Welcome to rebl
- a Regular Expression Based Linter.
Linters are thoroughly useful tools in a bid to improve code quality. However typically their behaviour is fixed or they are difficult to extend.
While one can use grep
to scan a file for a pattern, when scanning a file for many patterns this gets either slow (because the file is scanned once per pattern) or unmaintainable (as the patterns get very, very long indeed).
rebl
is a small linter which seeks to balance the simplicity of grep
with the usefulness of a regular linter.
Aren't regular expressions unsuitable to deal with language syntax?

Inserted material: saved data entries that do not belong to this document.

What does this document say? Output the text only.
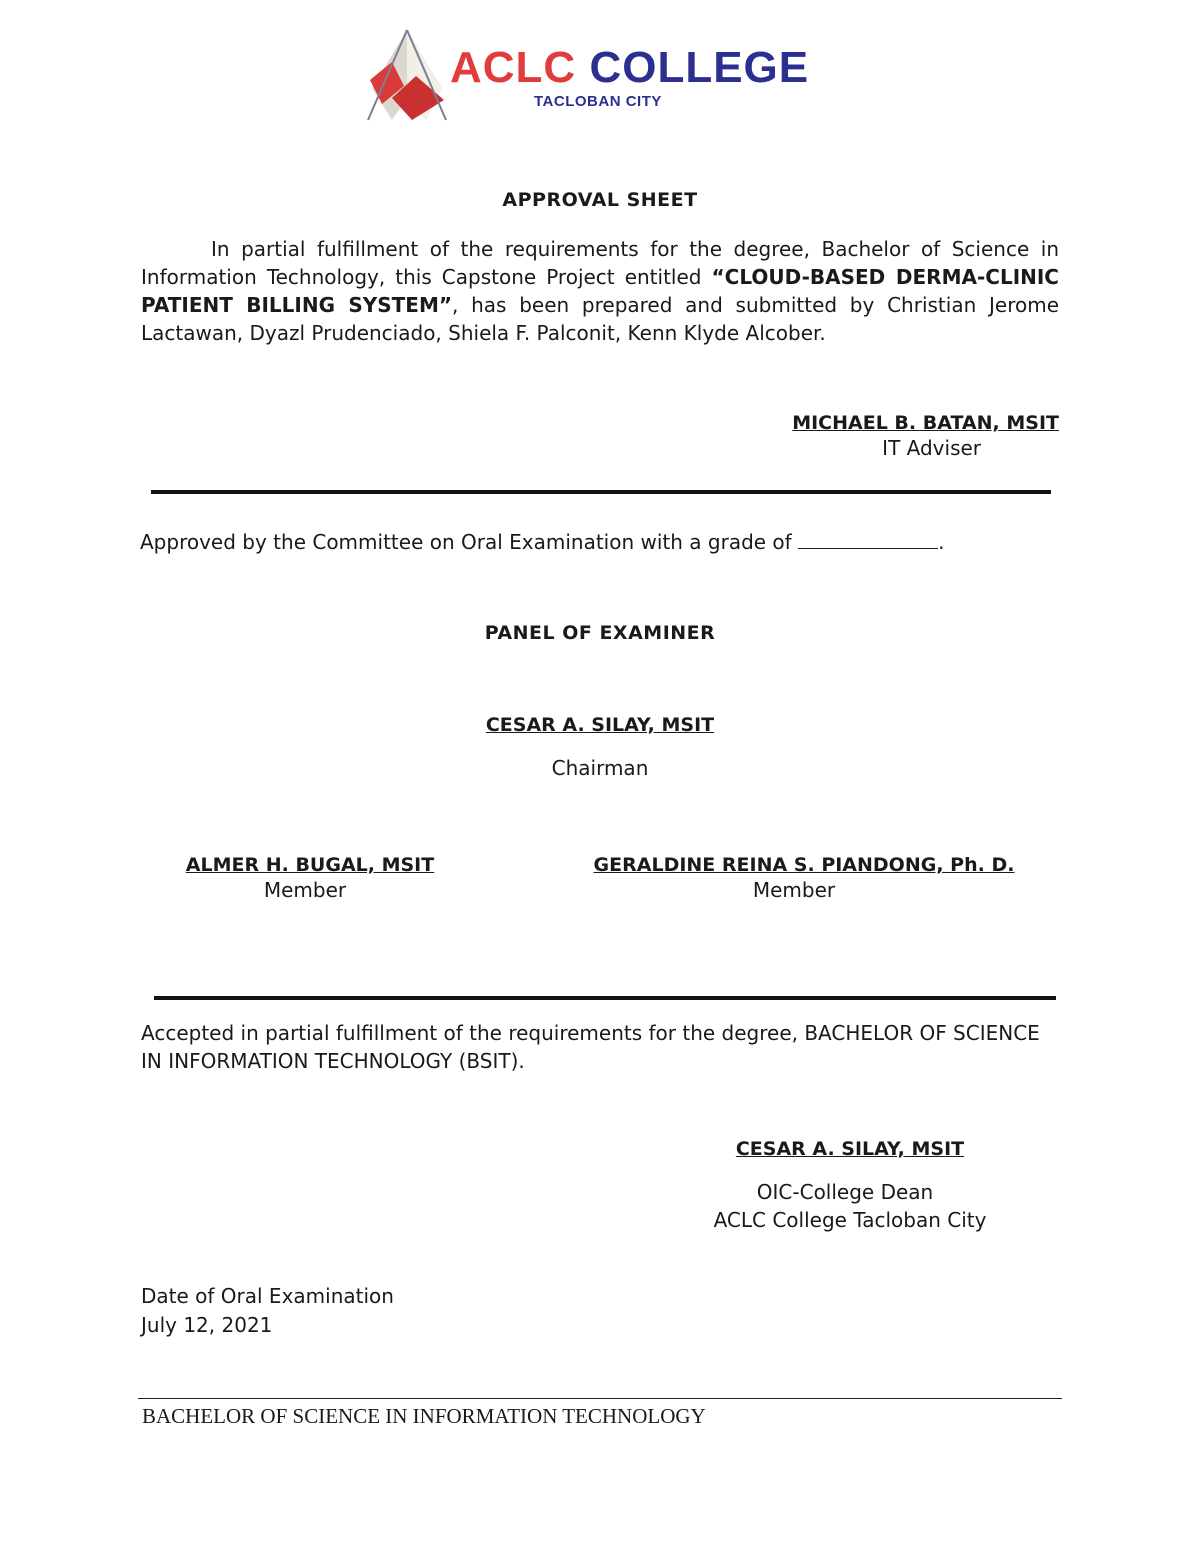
ACLC COLLEGE
TACLOBAN CITY
APPROVAL SHEET
In partial fulfillment of the requirements for the degree, Bachelor of Science in Information Technology, this Capstone Project entitled “CLOUD-BASED DERMA-CLINIC PATIENT BILLING SYSTEM”, has been prepared and submitted by Christian Jerome Lactawan, Dyazl Prudenciado, Shiela F. Palconit, Kenn Klyde Alcober.
MICHAEL B. BATAN, MSIT
IT Adviser
Approved by the Committee on Oral Examination with a grade of	.
PANEL OF EXAMINER
CESAR A. SILAY, MSIT
Chairman
ALMER H. BUGAL, MSIT
Member
GERALDINE REINA S. PIANDONG, Ph. D.
Member
Accepted in partial fulfillment of the requirements for the degree, BACHELOR OF SCIENCE IN INFORMATION TECHNOLOGY (BSIT).
CESAR A. SILAY, MSIT
OIC-College Dean
ACLC College Tacloban City
Date of Oral Examination
July 12, 2021
BACHELOR OF SCIENCE IN INFORMATION TECHNOLOGY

Absolutely. This linter was developed with the full understanding that line-based regular expressions have such limitations. This linter solidly intends to provide 80% usability with 20% of the effort.
Stuff you need to know
The pattern configuration file for this linter is a python module. Why should you care? For two reasons -
- the file lives in its own directory, and
- that directory should also contain an empty
__init__.py
file.
The default pattern configuration file is kept in (path of rebl)/.reblrc/config.py
but additional paths will be searched (see below).
There are two ways to override the default path; one is to specify --config=/absolute/path/to/config.py
on the command line. The other is to have a file called .reblrc
containing --config=relative/path/to/config.py
. Note that if a file .reblrc
isn't found in the current working directory, rebl
will look in the parent directory. If no .reblrc
file is found anywhere it proceeds checking further paths. The relative/path/to/config.py
is relative to the directory where the .reblrc
file was found.
If no pattern configuration is specified, rebl
will look for one
- in the current working directory, then checking parent directories (project- or multi-project config - likely to hit user's home directory)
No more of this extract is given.